When Covid-19 first plunged Europe into lockdown last spring, there were plausible predictions of a tidal wave of corporate insolvencies. That hasn’t happened, at least not yet.
The number of companies declaring bankruptcy declined by about a fifth in the euro area last year, even as economic output contracted more than 6%. Firms were saved by overwhelming government support, including hundreds of billions of euros of public loan guarantees, wage subsidies and loan forbearance by banks. Rules were relaxed on when businesses must file for insolvency.

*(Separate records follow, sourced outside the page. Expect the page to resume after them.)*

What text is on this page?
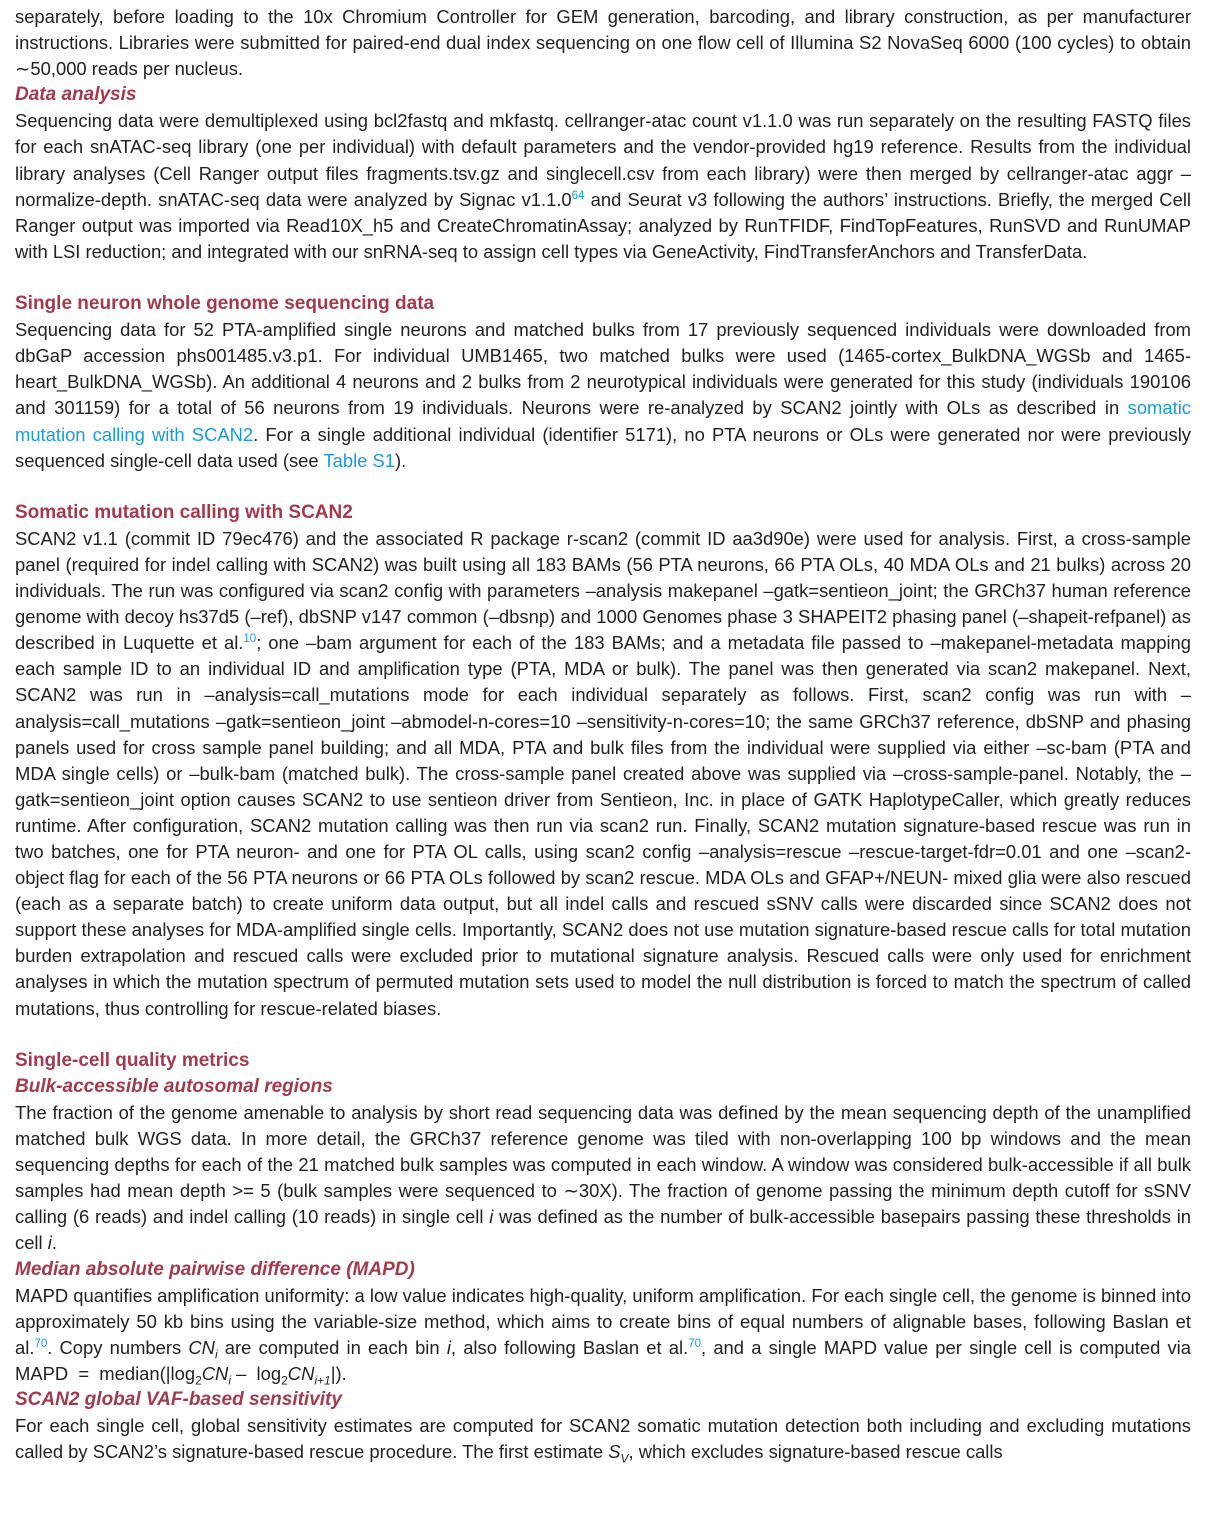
separately, before loading to the 10x Chromium Controller for GEM generation, barcoding, and library construction, as per manufacturer instructions. Libraries were submitted for paired-end dual index sequencing on one flow cell of Illumina S2 NovaSeq 6000 (100 cycles) to obtain ∼50,000 reads per nucleus.
Data analysis
Sequencing data were demultiplexed using bcl2fastq and mkfastq. cellranger-atac count v1.1.0 was run separately on the resulting FASTQ files for each snATAC-seq library (one per individual) with default parameters and the vendor-provided hg19 reference. Results from the individual library analyses (Cell Ranger output files fragments.tsv.gz and singlecell.csv from each library) were then merged by cellranger-atac aggr –normalize-depth. snATAC-seq data were analyzed by Signac v1.1.0$^{64}$ and Seurat v3 following the authors’ instructions. Briefly, the merged Cell Ranger output was imported via Read10X_h5 and CreateChromatinAssay; analyzed by RunTFIDF, FindTopFeatures, RunSVD and RunUMAP with LSI reduction; and integrated with our snRNA-seq to assign cell types via GeneActivity, FindTransferAnchors and TransferData.
Single neuron whole genome sequencing data
Sequencing data for 52 PTA-amplified single neurons and matched bulks from 17 previously sequenced individuals were downloaded from dbGaP accession phs001485.v3.p1. For individual UMB1465, two matched bulks were used (1465-cortex_BulkDNA_WGSb and 1465-heart_BulkDNA_WGSb). An additional 4 neurons and 2 bulks from 2 neurotypical individuals were generated for this study (individuals 190106 and 301159) for a total of 56 neurons from 19 individuals. Neurons were re-analyzed by SCAN2 jointly with OLs as described in somatic mutation calling with SCAN2. For a single additional individual (identifier 5171), no PTA neurons or OLs were generated nor were previously sequenced single-cell data used (see Table S1).
Somatic mutation calling with SCAN2
SCAN2 v1.1 (commit ID 79ec476) and the associated R package r-scan2 (commit ID aa3d90e) were used for analysis. First, a cross-sample panel (required for indel calling with SCAN2) was built using all 183 BAMs (56 PTA neurons, 66 PTA OLs, 40 MDA OLs and 21 bulks) across 20 individuals. The run was configured via scan2 config with parameters –analysis makepanel –gatk=sentieon_joint; the GRCh37 human reference genome with decoy hs37d5 (–ref), dbSNP v147 common (–dbsnp) and 1000 Genomes phase 3 SHAPEIT2 phasing panel (–shapeit-refpanel) as described in Luquette et al.$^{10}$; one –bam argument for each of the 183 BAMs; and a metadata file passed to –makepanel-metadata mapping each sample ID to an individual ID and amplification type (PTA, MDA or bulk). The panel was then generated via scan2 makepanel. Next, SCAN2 was run in –analysis=call_mutations mode for each individual separately as follows. First, scan2 config was run with –analysis=call_mutations –gatk=sentieon_joint –abmodel-n-cores=10 –sensitivity-n-cores=10; the same GRCh37 reference, dbSNP and phasing panels used for cross sample panel building; and all MDA, PTA and bulk files from the individual were supplied via either –sc-bam (PTA and MDA single cells) or –bulk-bam (matched bulk). The cross-sample panel created above was supplied via –cross-sample-panel. Notably, the –gatk=sentieon_joint option causes SCAN2 to use sentieon driver from Sentieon, Inc. in place of GATK HaplotypeCaller, which greatly reduces runtime. After configuration, SCAN2 mutation calling was then run via scan2 run. Finally, SCAN2 mutation signature-based rescue was run in two batches, one for PTA neuron- and one for PTA OL calls, using scan2 config –analysis=rescue –rescue-target-fdr=0.01 and one –scan2-object flag for each of the 56 PTA neurons or 66 PTA OLs followed by scan2 rescue. MDA OLs and GFAP+/NEUN- mixed glia were also rescued (each as a separate batch) to create uniform data output, but all indel calls and rescued sSNV calls were discarded since SCAN2 does not support these analyses for MDA-amplified single cells. Importantly, SCAN2 does not use mutation signature-based rescue calls for total mutation burden extrapolation and rescued calls were excluded prior to mutational signature analysis. Rescued calls were only used for enrichment analyses in which the mutation spectrum of permuted mutation sets used to model the null distribution is forced to match the spectrum of called mutations, thus controlling for rescue-related biases.
Single-cell quality metrics
Bulk-accessible autosomal regions
The fraction of the genome amenable to analysis by short read sequencing data was defined by the mean sequencing depth of the unamplified matched bulk WGS data. In more detail, the GRCh37 reference genome was tiled with non-overlapping 100 bp windows and the mean sequencing depths for each of the 21 matched bulk samples was computed in each window. A window was considered bulk-accessible if all bulk samples had mean depth >= 5 (bulk samples were sequenced to ∼30X). The fraction of genome passing the minimum depth cutoff for sSNV calling (6 reads) and indel calling (10 reads) in single cell i was defined as the number of bulk-accessible basepairs passing these thresholds in cell i.
Median absolute pairwise difference (MAPD)
MAPD quantifies amplification uniformity: a low value indicates high-quality, uniform amplification. For each single cell, the genome is binned into approximately 50 kb bins using the variable-size method, which aims to create bins of equal numbers of alignable bases, following Baslan et al.$^{70}$. Copy numbers $CN_i$ are computed in each bin i, also following Baslan et al.$^{70}$, and a single MAPD value per single cell is computed via MAPD  =  $median(|\log_2CN_i - \log_2CN_{i+1}|)$.
SCAN2 global VAF-based sensitivity
For each single cell, global sensitivity estimates are computed for SCAN2 somatic mutation detection both including and excluding mutations called by SCAN2’s signature-based rescue procedure. The first estimate $S_V$, which excludes signature-based rescue calls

The big question is whether Europe has merely delayed the inevitable by propping up financially distressed enterprises (unkindly dubbed “zombies” by economists), or whether resurgent demand and accelerating vaccination
rates can keep the bankruptcy wave at bay. There’s been more ground for optimism recently but many company failures still look unavoidable.
Leaving aside high-profile implosions, like the ones at budget airline Norwegian Air Shuttle ASA, Topshop owner Arcadia Group and fraudulent fintech Wirecard AG, the recent insolvency trend has been the opposite of what usually happens in a recession.
Compared with the US, where large companies such as car-rental giant Hertz Global Holdings Inc and telecoms provider Frontier Communications Corp had to file for Chapter 11 bankruptcy, some European countries have been especially forgiving.
Germany recorded the smallest number of corporate insolvencies since at least 1999; English and French bankruptcies are the lowest in more than 30 years.
With big parts of the economy left relatively unscathed by the pandemic, interest rates still at rock bottom, consumers ready to spend their pandemic savings and Europe’s 750 billion-euro ($900 billion) Covid recovery fund poised to start disbursements, it’s tempting to think the worst is over.
Policy makers, though, shouldn’t consider the “low number of insolvency filings in Europe as a sign of corporate health,” the European Systemic Risk Board — which oversees the continent’s financial system — has warned. It noted that in a worst-case scenario the current calm might be “the sea retreating before a tsunami.”
Because of government loan guarantees, business failures would also further damage public finances.
That’s one reason France’s President Emmanuel Macron and other leaders are in a hurry to relax lockdown restrictions. Every day of lost revenues deepens the hole from which companies must climb. Genuine zombie businesses — those that were financially distressed before the pandemic but were able to avoid filing for creditor protection last year — will, however, remain in that hole.